Our objective is to uncover the traits that will differentiate winning companies in the next quarter century.
Our hypothesis (based on Roger Mader’s observations as an innovation advisor, and Dave Hersh’s as a VC and serial tech startup CEO):
The market is changing:
We already observe lower barriers to entry, and can expect the trends will continue to make our markets more global, more digital, with consumers and business buyers alike more fickle, more cynical, more demanding.
Companies are changing:
In the emerging turbulent, higher-velocity, globally-connected market of personalized experiences and instant gratification, winners demonstrate a differentiating combination of characteristics. They are likely to be:
- More user-centered.
- More versatile.
- Rely on the methods of tech startups to iterate rapidly, pilot and test, persevere and pivot as required to survive.
- Goal oriented, data-informed.
- Yet at the same that they adopt the quant sciences, they also must be more creative – more attuned to real needs, dedicated to their customer and the narrative that compels—the authentic story behind their brand, their reputation and their craft.
- And most reassuringly – today’s emerging generation of business leaders, and those who will rise in the near future, have a sincere desire to improve their world rather than just their wallets. They inherited their parents’ generation’s mess, a global ashtray of thoughtless residue. They have grown up knowing that, one way or the other, this next quarter century will see an essential turning point in human history. Will we make our planet and our societies a little bit better, or a whole lot worse. Science and demographics make it clear that the balance of this century will tell the tale of our fragile role on this beautiful blue ball. The next generation of leaders see that, believe it, speak of it, and by their actions and example, are now helping us all to act on it.
There are many others traits, and almost certainly we haven’t yet identified the ones that will prove most important.
And that’s where you come in.
We surmise that your experience today and your prior career would allow you to opine on these two meta questions – how is the world changing, and how must successful companies change to win in the next quarter century.
We do not expect you to address every aspect of these two big questions. We’d like you to describe your expertise and the angle you take on observing the changes today and forecasting the implications for the future. Our conversation should take advantage of your unique experience and point of view.
The questions will be friendly and open-ended. Expect something like the bullet point questions below:
YOUR PERSPECTIVE: (5 mins)
- Tell us about yourself – what are you focused on today; your career; personal background.
- How does this inform your point of view on today’s companies and the market changes ahead?
THE MARKET: (10 mins)
- How have you seen the market dynamics change in the course of your career? What have been the big differences?
- What changes do you expect to see in the near future and projecting out over the next 25 years that will impact how companies compete and win?
THE COMPANIES: (15-20 mins)
Late in his too-short life, Steve Jobs (acc to Walter Isaacson’s biography) observed that companies falter when they shift from obsessing about the product to obsessing about sales. In other words, once a product wins market adoption, profits demand a shift from a product focus to a sales focus. In his view IBM and Xerox and other iconic 20th century companies lost their position when the salesmen took over the C-suite.
We’re interested in your observations about what differentiates winning companies from the pack today, and how you expect that to change in the future.
- Can you tell us about a company you admire?
- What traits do they demonstrate to set them apart?
- What companies might you have admired in the past that lost their way, that fell from prominence?
- Why do you suppose they faltered?
- Given your expectations about how the market will change, what traits will winning companies need to demonstrate?
- If you were advising a young executive or entrepreneur today about the kind of company to join or to build, what would you recommend?

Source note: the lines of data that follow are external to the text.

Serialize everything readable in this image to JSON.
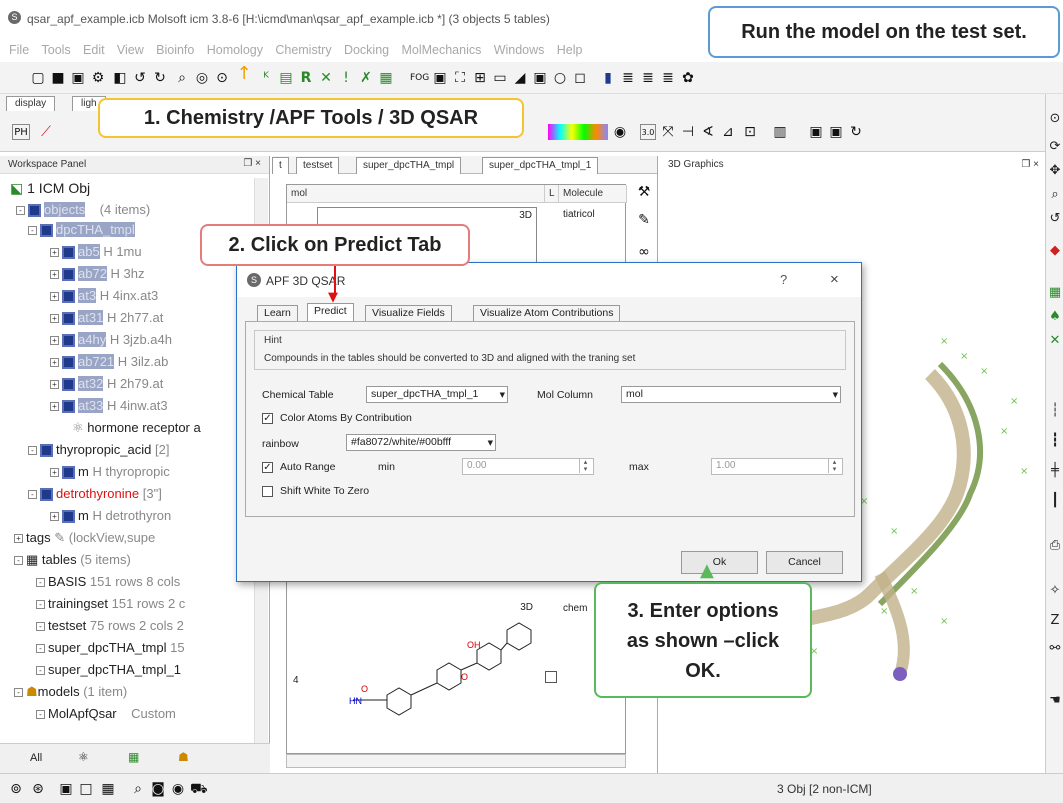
{
  "window": {
    "title": "qsar_apf_example.icb Molsoft icm 3.8-6  [H:\\icmd\\man\\qsar_apf_example.icb *] (3 objects 5 tables)"
  },
  "menu": [
    "File",
    "Tools",
    "Edit",
    "View",
    "Bioinfo",
    "Homology",
    "Chemistry",
    "Docking",
    "MolMechanics",
    "Windows",
    "Help"
  ],
  "panel_tabs": {
    "display": "display",
    "light": "ligh"
  },
  "workspace": {
    "title": "Workspace Panel",
    "controls": "❐ ×",
    "root": "1 ICM Obj",
    "rows": [
      {
        "name": "objects",
        "info": "(4 items)"
      },
      {
        "name": "dpcTHA_tmpl",
        "info": ""
      },
      {
        "name": "ab5",
        "info": "H  1mu"
      },
      {
        "name": "ab72",
        "info": "H  3hz"
      },
      {
        "name": "at3",
        "info": "H  4inx.at3"
      },
      {
        "name": "at31",
        "info": "H  2h77.at"
      },
      {
        "name": "a4hy",
        "info": "H  3jzb.a4h"
      },
      {
        "name": "ab721",
        "info": "H  3ilz.ab"
      },
      {
        "name": "at32",
        "info": "H  2h79.at"
      },
      {
        "name": "at33",
        "info": "H  4inw.at3"
      },
      {
        "name": "hormone receptor a",
        "info": ""
      },
      {
        "name": "thyropropic_acid",
        "info": "[2]"
      },
      {
        "name": "m",
        "info": "H  thyropropic"
      },
      {
        "name": "detrothyronine",
        "info": "[3\"] "
      },
      {
        "name": "m",
        "info": "H  detrothyron"
      },
      {
        "name": "tags",
        "info": "(lockView,supe"
      },
      {
        "name": "tables",
        "info": "(5 items)"
      },
      {
        "name": "BASIS",
        "info": "151 rows 8 cols"
      },
      {
        "name": "trainingset",
        "info": "151 rows 2 c"
      },
      {
        "name": "testset",
        "info": "75 rows 2 cols 2"
      },
      {
        "name": "super_dpcTHA_tmpl",
        "info": "15"
      },
      {
        "name": "super_dpcTHA_tmpl_1",
        "info": ""
      },
      {
        "name": "models",
        "info": "(1 item)"
      },
      {
        "name": "MolApfQsar",
        "info": "Custom"
      }
    ],
    "bottom_tab": "All"
  },
  "tables_panel": {
    "tabs": [
      "t",
      "testset",
      "super_dpcTHA_tmpl",
      "super_dpcTHA_tmpl_1"
    ],
    "columns": [
      "mol",
      "L",
      "Molecule"
    ],
    "cells": {
      "tag3d": "3D",
      "first_mol": "tiatricol",
      "second_mol": "chem",
      "row_index": "4"
    }
  },
  "graphics_panel": {
    "title": "3D Graphics",
    "controls": "❐ ×"
  },
  "status": {
    "text": "3  Obj [2 non-ICM]"
  },
  "dialog": {
    "title": "APF 3D QSAR",
    "help": "?",
    "close": "×",
    "tabs": [
      "Learn",
      "Predict",
      "Visualize Fields",
      "Visualize Atom Contributions"
    ],
    "active_tab": "Predict",
    "hint_label": "Hint",
    "hint_text": "Compounds in the tables should be converted to 3D and aligned with the traning set",
    "chemical_table_label": "Chemical Table",
    "chemical_table_value": "super_dpcTHA_tmpl_1",
    "mol_column_label": "Mol Column",
    "mol_column_value": "mol",
    "color_atoms_label": "Color Atoms By Contribution",
    "color_atoms_checked": true,
    "rainbow_label": "rainbow",
    "rainbow_value": "#fa8072/white/#00bfff",
    "auto_range_label": "Auto Range",
    "auto_range_checked": true,
    "min_label": "min",
    "min_value": "0.00",
    "max_label": "max",
    "max_value": "1.00",
    "shift_white_label": "Shift White To Zero",
    "shift_white_checked": false,
    "ok_label": "Ok",
    "cancel_label": "Cancel"
  },
  "callouts": {
    "step1": "1. Chemistry /APF Tools / 3D QSAR",
    "step2": "2. Click on Predict Tab",
    "step3_line1": "3. Enter options",
    "step3_line2": "as shown –click",
    "step3_line3": "OK.",
    "run": "Run the model on the test set."
  },
  "colors": {
    "red_callout": "#e57c7c",
    "yellow_callout": "#f4c430",
    "blue_callout": "#5b9bd5",
    "green_callout": "#5cb85c",
    "selection": "#9aa4c4",
    "accent": "#2a72c8"
  }
}
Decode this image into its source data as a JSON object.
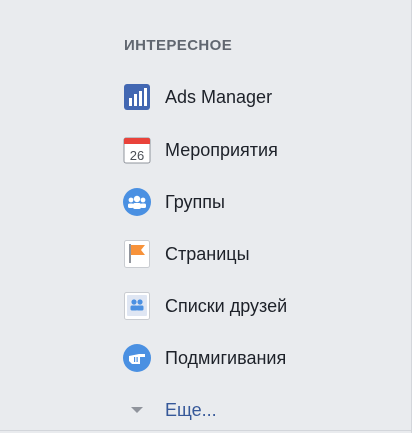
{
  "section": {
    "title": "ИНТЕРЕСНОЕ"
  },
  "items": [
    {
      "label": "Ads Manager",
      "icon": "ads-manager-icon"
    },
    {
      "label": "Мероприятия",
      "icon": "calendar-icon",
      "icon_text": "26"
    },
    {
      "label": "Группы",
      "icon": "groups-icon"
    },
    {
      "label": "Страницы",
      "icon": "flag-icon"
    },
    {
      "label": "Списки друзей",
      "icon": "friend-lists-icon"
    },
    {
      "label": "Подмигивания",
      "icon": "poke-icon"
    }
  ],
  "more": {
    "label": "Еще...",
    "icon": "caret-down-icon"
  },
  "colors": {
    "background": "#e9ebee",
    "section_title": "#616770",
    "item_text": "#1d2129",
    "link_text": "#365899",
    "ads_blue": "#4267b2",
    "groups_blue": "#4a90e2",
    "calendar_red": "#e9423a",
    "flag_orange": "#f7923a"
  }
}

The preceding ten bullet points are probably more questions than we will have time to cover, so expect only a subset of these. And of course, they will differ in kind as we weave our way via the more interesting topics and probe deeper along the way. So please feel no need to over-prepare, and expect us to take a different path. We will go where you take us, but will also reserve the right to redirect the conversations as required.
As for the tenor of our conversation
Probably less like this.
Likely a bit more like this. Okay, maybe not quite like this.
Questions or concerns?
Are you comfortable with those areas of focus? Anything you’d recommend we add or change?
We appreciate your efforts on our behalf. See you in the studio!